The quartet begins with a slow introduction in no consistent key, which leads to a moderately paced sonata-form movement with two thematic ideas. Between the end of the exposition (a section that is not repeated) and the start of the development, the introduction is recalled. In the development, the two thematic ideas from the exposition are explored in the reverse order from that of their original presentation. A sudden shift from E flat minor harmony to B major harmony signals the start of the recapitulation, which eventually leads to another reminiscence of the introduction and three bars of silence, followed by a relatively short, fairly slow, second movement. The prevailing dynamic level in this movement is low although, roughly half-way through, there is a brief 'panic attack', involving a crescendo and diminished seventh harmonies. Later, there is another transient upsurge in the dynamic level, after which the movement comes to rest on an F sharp major chord with the mediant (A sharp) in the bass. This A sharp is then 'reinterpreted' as B flat, for the start of the scherzo-like third movement, whose principal key is B flat major.

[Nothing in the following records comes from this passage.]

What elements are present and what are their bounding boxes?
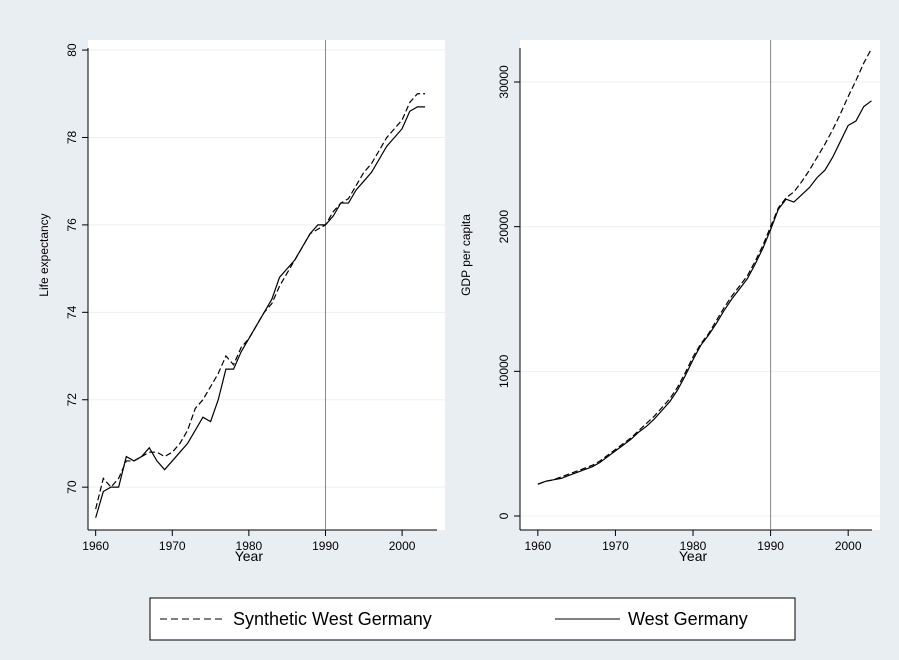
y-tick-label: 10000 [497, 354, 511, 388]
series-line [537, 100, 872, 485]
plot-area [88, 40, 445, 530]
x-tick-label: 1970 [159, 539, 186, 553]
x-tick-label: 2000 [389, 539, 416, 553]
x-tick-label: 1960 [524, 539, 551, 553]
x-axis-label: Year [235, 548, 264, 564]
x-tick-label: 1990 [757, 539, 784, 553]
x-tick-label: 1980 [680, 539, 707, 553]
y-tick-label: 0 [497, 512, 511, 519]
panels: 70 72 74 76 78 80 1960 1970 1980 1990 2000 Year Life… [37, 40, 880, 564]
y-tick-label: 20000 [497, 210, 511, 244]
y-axis-label: GDP per capita [459, 214, 473, 296]
x-tick-label: 2000 [835, 539, 862, 553]
y-tick-label: 78 [65, 130, 79, 144]
legend-label: Synthetic West Germany [233, 609, 432, 629]
y-tick-label: 72 [65, 393, 79, 407]
y-tick-label: 30000 [497, 65, 511, 99]
x-axis-label: Year [679, 548, 708, 564]
x-tick-label: 1980 [236, 539, 263, 553]
x-tick-label: 1990 [312, 539, 339, 553]
legend-box [149, 597, 796, 641]
x-tick-label: 1970 [602, 539, 629, 553]
x-tick-label: 1960 [82, 539, 109, 553]
y-tick-label: 70 [65, 480, 79, 494]
y-tick-label: 74 [65, 305, 79, 319]
series-line [95, 106, 426, 518]
legend-label: West Germany [628, 609, 748, 629]
y-axis-label: Life expectancy [37, 213, 51, 296]
plot-area [520, 40, 880, 530]
series-line [537, 48, 872, 485]
y-tick-label: 76 [65, 218, 79, 232]
y-tick-label: 80 [65, 43, 79, 57]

This third movement comprises two moderately paced outer sections enclosing a faster central portion. Soon after the start of the first section, a sudden key change from E flat major to C major, along with an increased dynamic level and use of the open C strings of the viola and 'cello, amplifies the energy. The central section of this movement is the fastest part of the work up to this point, and includes bagpipe-like drones in the lower strings, oscillating between key centres a whole tone apart (B flat and A flat). The third movement leads without a break into the finale, which begins with another revisitation of the slow introduction - more ominously than previously, as a result of tremolo, playing at the bridge (sul ponticello), rising and falling dynamic levels, sudden silences, and two loud chords shortly before the start of the main part of the finale - a sonata-form structure with optional repeats of the exposition and of the development-cum-recapitulation.
The initial theme of the main part of the finale (after the slow introduction) is a speeded up, and rhythmically altered, version of the thematic idea that opens the second movement. Particularly in the development section of the finale, considerable tension is accumulated. Factors that contribute to this situation include syncopation and counterpoint - for example, quasi-canonic writing in which pairs of instruments (first violin and viola; second violin and 'cello) present different bars of a two-bar melodic 'cell' simultaneously, just before the start of the recapitulation, into which the development section drives forward relentlessly. The energy level is not lowered appreciably in a coda that concludes the last movement, during the final bars of which the underlying rhythmic pulse (3/4) is altered to 2/4, when the work reaches landfall in B major.
Tempi in the four movements of the work are as follows:
I. Adagio e Mesto
Moderato
II. Adagio
III. Un poco Allegro
Più Allegro
Un poco Allegro
IV. Adagio e Mesto
Allegretto energico
This quartet was read (played privately) by the Philadelphia-based Wister Quartet in December 2017. The autograph score of the 1992-3 version of the work, from which the published (definitive) version shows some relatively small differences, was donated to the Cambridge University Library in 2016; it is bound together with the 1993-4 autograph score of the same composer's Quartet in F minor. The first public performance (world première) of the Mixolydian Quartet was given by the Wister Quartet at the Academy of Vocal Arts in Philadelphia, on the 4th of December 2023. During the rehearsals leading up to that performance, some very minor editing of the work was done; the resulting changes are reflected in the published score and parts, which now bear the date 2023.